Con la representación de su rol, adopta gestos convencionales y realiza lo que se espera de alguien como él, pretendiendo así convencer a la sociedad de que efectivamente es merecedor de aquello que representa. Quién sabe si, mientras intenta convencer a los demás, no busque sino convencerse a sí mismo.

Acaso sea él mismo víctima de la situación, acaso se la haya buscado por ansias de prestigio o de poder. En cualquier caso, el arribo de aquel individuo a aquel puesto no ha surgido en su vida con naturalidad —podríamos decir­—, de modo que un pasado personal y profesional lo fuese fraguando y moldeando para desempeñar tal puesto. No, se encontró súbitamente con él, como una cara que súbitamente se puede poner cualquier careta. «No habiendo la profesión, la actividad y posición que se sirve nacido de la persona, sino más bien sobrevenido en torno a ella, no hay adherencia entre el individuo y su figura social. Tiene aquél que llevar ésta a pulso, como en las fiestas aragonesas lleva alguno al gigantón. De aquí ese empeño en subrayar su papel público. Precisamente porque es un papel, precisamente porque el hombre no es auténticamente lo que pretende ser, necesita hacerlo constar».

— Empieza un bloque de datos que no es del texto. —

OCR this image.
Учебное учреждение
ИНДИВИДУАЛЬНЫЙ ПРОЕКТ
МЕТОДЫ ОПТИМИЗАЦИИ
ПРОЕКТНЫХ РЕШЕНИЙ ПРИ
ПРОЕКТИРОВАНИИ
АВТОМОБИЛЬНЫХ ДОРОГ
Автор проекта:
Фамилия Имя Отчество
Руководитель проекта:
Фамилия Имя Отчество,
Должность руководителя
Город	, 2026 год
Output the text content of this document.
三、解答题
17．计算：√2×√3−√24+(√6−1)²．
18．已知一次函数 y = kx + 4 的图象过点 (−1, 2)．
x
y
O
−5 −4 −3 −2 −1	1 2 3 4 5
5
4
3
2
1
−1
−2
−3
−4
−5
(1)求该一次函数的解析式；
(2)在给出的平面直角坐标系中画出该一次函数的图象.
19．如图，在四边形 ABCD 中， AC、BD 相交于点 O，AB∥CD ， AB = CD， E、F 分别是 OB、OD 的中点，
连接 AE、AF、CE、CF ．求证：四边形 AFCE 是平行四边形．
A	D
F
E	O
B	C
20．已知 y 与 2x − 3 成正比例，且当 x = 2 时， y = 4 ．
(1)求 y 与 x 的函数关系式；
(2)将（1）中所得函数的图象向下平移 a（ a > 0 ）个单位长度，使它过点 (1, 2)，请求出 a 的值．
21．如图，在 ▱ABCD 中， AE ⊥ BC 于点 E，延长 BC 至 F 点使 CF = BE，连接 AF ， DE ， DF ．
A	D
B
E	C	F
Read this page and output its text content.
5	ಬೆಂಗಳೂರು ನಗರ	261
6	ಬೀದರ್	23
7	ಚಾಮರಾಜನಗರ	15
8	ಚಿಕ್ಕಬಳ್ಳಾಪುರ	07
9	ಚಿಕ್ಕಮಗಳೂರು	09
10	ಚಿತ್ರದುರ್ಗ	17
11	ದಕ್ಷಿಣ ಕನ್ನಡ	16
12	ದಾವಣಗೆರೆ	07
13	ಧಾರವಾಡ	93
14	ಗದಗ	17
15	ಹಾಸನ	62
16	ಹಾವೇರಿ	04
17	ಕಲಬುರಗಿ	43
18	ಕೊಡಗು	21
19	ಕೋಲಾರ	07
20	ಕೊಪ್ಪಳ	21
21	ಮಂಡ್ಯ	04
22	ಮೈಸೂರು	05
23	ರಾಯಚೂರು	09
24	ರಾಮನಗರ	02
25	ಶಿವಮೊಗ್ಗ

La nación así gobernada, deja de ser nación orgánica para convertirse en una mera factoría, cuyos integrantes son ¿dirigidos? por hombres afanosos de fortuna, cuya osadía no conoce límites, cuya incompetencia imposibilita una adecuación sana entre él y el puesto que desempeña. Cuando el paso según se crece no es lento, una nación sólida y orgánica se convierte casi irremediablemente en una factoría, en la que los huecos que se van abriendo ‘exigen’ hombres que los llenen, para lo cual suelen estar dispuestos, por desgracia, los que menos deberían estarlo: aquellos en quienes el interés por el Estado se difumina con su propio interés. Su relación con aquello que representan no deja de ser artificial, extrínseco. Su máscara pronto comenzará a agrietarse. Si bien esto es algo que compete a cualquier profesión, quizá sea más exigible su corrección en el ámbito político: ¿acaso no es su finalidad servir a la propia nación?

A un hombre no se le conoce tanto por sus grandes acciones como por las más nimias, pues es en ellas que, desprevenido, aflora lo hondo de su ser, brotan sus más profundas motivaciones. Allí donde tiene puesta la mirada, es allí hacia donde tiende; y ello se descubrirá no tanto en lo que hace a la vista pública, como en lo que realiza en lo inadvertido de lo menudo. El hombre con vocación es capaz de aunar ambas dimensiones: sus anhelos recónditos con el desempeño existencial de su vida. Sabido es que hay muchos que no consiguen armonizar sus vidas de este modo, y ejercen sus profesiones sin vivirlas vitalmente; sabido es que hay muchos que no viven su vida como una misión.

7 de abril de 2020

Historia: ciencia o relato

Un carácter esencial de nuestra concepción de la historia es la representación objetiva del pasado, en el sentido de cómo, los distintos sucesos acaecidos, son situados más o menos adecuadamente en la línea del tiempo. Creo que a ninguno de nosotros nos es fácil imaginar otro modo de plantear la historia que no sea el cronológico, o el hermenéutico-cronológico, en el sentido de que tratamos de comprender los hechos ocurridos situándolos en su fecha correspondiente, en relación con otros hechos significativos de la época. Pero el caso es que no siempre ha sido así la lectura de los tiempos pasados. Esta concepción según la cual ubicamos los hechos en momentos determinados del tiempo posee un origen histórico. Había épocas en las que la concepción del pasado no era cronológica al uso, y las referencias no iban acompañadas de su posición temporal exacta.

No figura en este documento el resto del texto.